Even sadder we now have an empty historic fire station. When I worked in economic development at the City we would give tours of downtown to various types of business prospects, developers and retailers. One of our regular lines to pitch Roanoke was when we passed the historic fire station we would say this is one of the oldest continuously operating fire station in the Country. Sadly because we addressed a problem that really did not exist we cannot say that anymore.
The same thing can be said about the City Market building. What problem were we trying to fix with a renovation? The food court had become iconic. Whenever I had business or personal visitors the first place that I took them was to the food court in the Market Building. A substantial amount of City money needed to be spent on the Market Building but to fix a completely different problem than we did.
The problem was not the food court layout or the vendors.
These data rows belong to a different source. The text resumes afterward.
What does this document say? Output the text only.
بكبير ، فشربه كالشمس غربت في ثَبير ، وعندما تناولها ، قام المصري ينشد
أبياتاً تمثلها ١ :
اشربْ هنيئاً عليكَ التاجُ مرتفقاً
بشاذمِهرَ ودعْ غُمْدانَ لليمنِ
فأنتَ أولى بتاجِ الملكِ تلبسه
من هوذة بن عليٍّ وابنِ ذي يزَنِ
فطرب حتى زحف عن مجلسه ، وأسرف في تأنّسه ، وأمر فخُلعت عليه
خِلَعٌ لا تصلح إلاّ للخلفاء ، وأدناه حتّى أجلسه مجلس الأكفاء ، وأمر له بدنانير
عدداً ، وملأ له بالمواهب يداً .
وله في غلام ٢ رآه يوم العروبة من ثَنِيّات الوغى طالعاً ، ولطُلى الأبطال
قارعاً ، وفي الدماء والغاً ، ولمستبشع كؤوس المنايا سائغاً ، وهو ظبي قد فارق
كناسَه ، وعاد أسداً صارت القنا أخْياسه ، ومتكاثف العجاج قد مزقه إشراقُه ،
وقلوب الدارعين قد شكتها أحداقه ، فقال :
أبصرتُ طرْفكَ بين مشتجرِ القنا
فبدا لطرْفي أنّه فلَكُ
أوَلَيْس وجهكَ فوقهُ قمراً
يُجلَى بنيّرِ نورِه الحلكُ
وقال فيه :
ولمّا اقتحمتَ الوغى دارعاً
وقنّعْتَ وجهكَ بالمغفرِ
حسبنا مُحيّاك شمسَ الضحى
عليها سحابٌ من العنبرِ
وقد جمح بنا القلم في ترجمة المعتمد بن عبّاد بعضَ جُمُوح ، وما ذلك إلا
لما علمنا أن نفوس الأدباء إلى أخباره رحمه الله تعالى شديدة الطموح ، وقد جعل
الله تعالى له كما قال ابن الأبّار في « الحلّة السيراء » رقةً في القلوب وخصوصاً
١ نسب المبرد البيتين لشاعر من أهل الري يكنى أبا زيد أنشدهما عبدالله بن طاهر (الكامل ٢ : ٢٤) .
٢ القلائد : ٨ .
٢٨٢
People loved them both. The problem was that we needed to fix the building infrastructure (plumbing, electric etc.) that was in desperate need of repair but mostly out of sight of customers.
In addition, the hope was that with the renovation we could not only keep the vendors but expand the size of the food court so more small vendors could be accommodated. That was exactly what the proposed DRI renovation would have accomplished but the proposal was trashed by the City.
So $6-$10 million later what problem did we solve? We chased away most of the previous food court vendors, we eliminated much of the food court layout such that we actually ended up with much less rentable commercial space on the ground floor and we created a completely sterile atmosphere. Like with the historic fire station, I no longer take visitors through the Market Building.
Now here goes the City again proposing that we make the historic Market Square in to some type of plaza. The reason I wanted to make the point about loss of retail downtown in the first few paragraphs was to emphasis that the City Market area is the last bastion of retail left downtown. The City Market area currently has enough remaining charm to continue to attract people who do not work downtown at night and on the weekends.
I have looked at many historic pictures of Market Square and I have never seen a plaza. In every historic picture I have seen the square is completely packed with cars, trucks, vendors, farmers and the public. The same space was chopped up in the 1970’s and that City “improvement” had such a bad economic effect on the Market area that the City wisely spent millions in the 1980’s to at open up the Square again.
What problem are we trying to solve with turning the Square into a plaza? Please do not answer we are building the plaza for safety to separate vendors, cars, trucks, farmers and pedestrians. There is no such problem. In fact, I would argue that historic conflict between all of those elements is in part what gives the Market Area its charm and excitement. The Market Square is one of the oldest continuous operating market areas in the Country. Is it going to go the way of the historic fire station?
Has everyone already forgotten that just a few short years ago this same Market Square was picked as one of the 25 best public spaces in America. If outsiders already think we have one of the 25 best public spaces in America what problem are we fixing by removing the cars and renovating of the Square into a plaza? The Squares gritty, disorganized nature is what makes it unique and exciting public space.
No one knows the impact of removing the cars and building a plaza on the Market area will be. Whatever unexplained problem is trying to be solved is not worth the risk.